THE baby pictures just kept coming. At least once a month Suzanne Weber opened her e-mail to find the same friend had sent a link to as many as 50 pictures, often including multiple shots of the same child at the same moment at slightly different angles. Finally Ms. Weber, who enjoys the occasional digital baby snapshot as much as anyone, stopped responding, and the friend, taking the hint, stopped sending.
Ms. Weber, who estimates she will view more than 1000 digital pictures this year of friends, family and their assorted offspring, has some heart-felt advice for the undiscriminating snapper:
"Edit your pictures, people."
A writer in Brooklyn whose pen name is Anita Liberty, she suggests no more than three pictures by e-mail, no more than 12 to an online "album," no albums more than twice a year, with possible exceptions only for grandparents and best friends.

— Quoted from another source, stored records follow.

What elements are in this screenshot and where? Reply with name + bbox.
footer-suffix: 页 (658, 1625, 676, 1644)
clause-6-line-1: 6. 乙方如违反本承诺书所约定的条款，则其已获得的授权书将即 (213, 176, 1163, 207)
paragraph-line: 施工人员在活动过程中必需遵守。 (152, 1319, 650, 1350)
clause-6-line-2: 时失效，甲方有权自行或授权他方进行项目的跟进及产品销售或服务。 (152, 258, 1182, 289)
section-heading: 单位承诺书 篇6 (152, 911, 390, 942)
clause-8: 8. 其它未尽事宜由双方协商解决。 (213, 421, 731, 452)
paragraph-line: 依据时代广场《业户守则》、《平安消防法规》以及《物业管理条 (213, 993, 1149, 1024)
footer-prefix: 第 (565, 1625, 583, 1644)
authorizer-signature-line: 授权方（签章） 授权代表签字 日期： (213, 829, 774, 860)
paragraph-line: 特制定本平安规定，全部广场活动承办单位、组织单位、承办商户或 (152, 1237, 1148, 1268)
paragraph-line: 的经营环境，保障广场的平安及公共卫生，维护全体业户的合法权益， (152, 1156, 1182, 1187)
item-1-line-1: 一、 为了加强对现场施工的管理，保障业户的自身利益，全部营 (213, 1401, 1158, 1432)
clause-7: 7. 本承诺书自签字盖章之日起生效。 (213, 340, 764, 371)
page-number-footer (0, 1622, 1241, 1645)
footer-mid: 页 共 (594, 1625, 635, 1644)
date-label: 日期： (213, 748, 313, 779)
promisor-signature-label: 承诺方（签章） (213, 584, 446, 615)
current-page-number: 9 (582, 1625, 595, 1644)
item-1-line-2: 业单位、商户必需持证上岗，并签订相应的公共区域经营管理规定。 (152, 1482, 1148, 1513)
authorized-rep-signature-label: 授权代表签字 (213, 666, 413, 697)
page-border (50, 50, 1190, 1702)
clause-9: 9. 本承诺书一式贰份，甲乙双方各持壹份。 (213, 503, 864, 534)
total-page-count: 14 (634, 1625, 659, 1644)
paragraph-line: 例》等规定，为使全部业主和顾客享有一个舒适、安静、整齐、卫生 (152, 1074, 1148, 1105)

What with America's amateur photographers producing 28 billion digital pictures last year, 6 billion more than they shot on film - even though only half as many own a digital camera - some critics are suggesting that the power of images is at risk of being diluted by sheer volume.
We can't agree. Great images are timeless, and even the merely good can live in the memory. But capturing those sort of images requires a certain amount of knowledge and skill, patience and sometimes luck. We hope we can contribute somewhat to the art of taking pictures that will make the people who see them want to see more.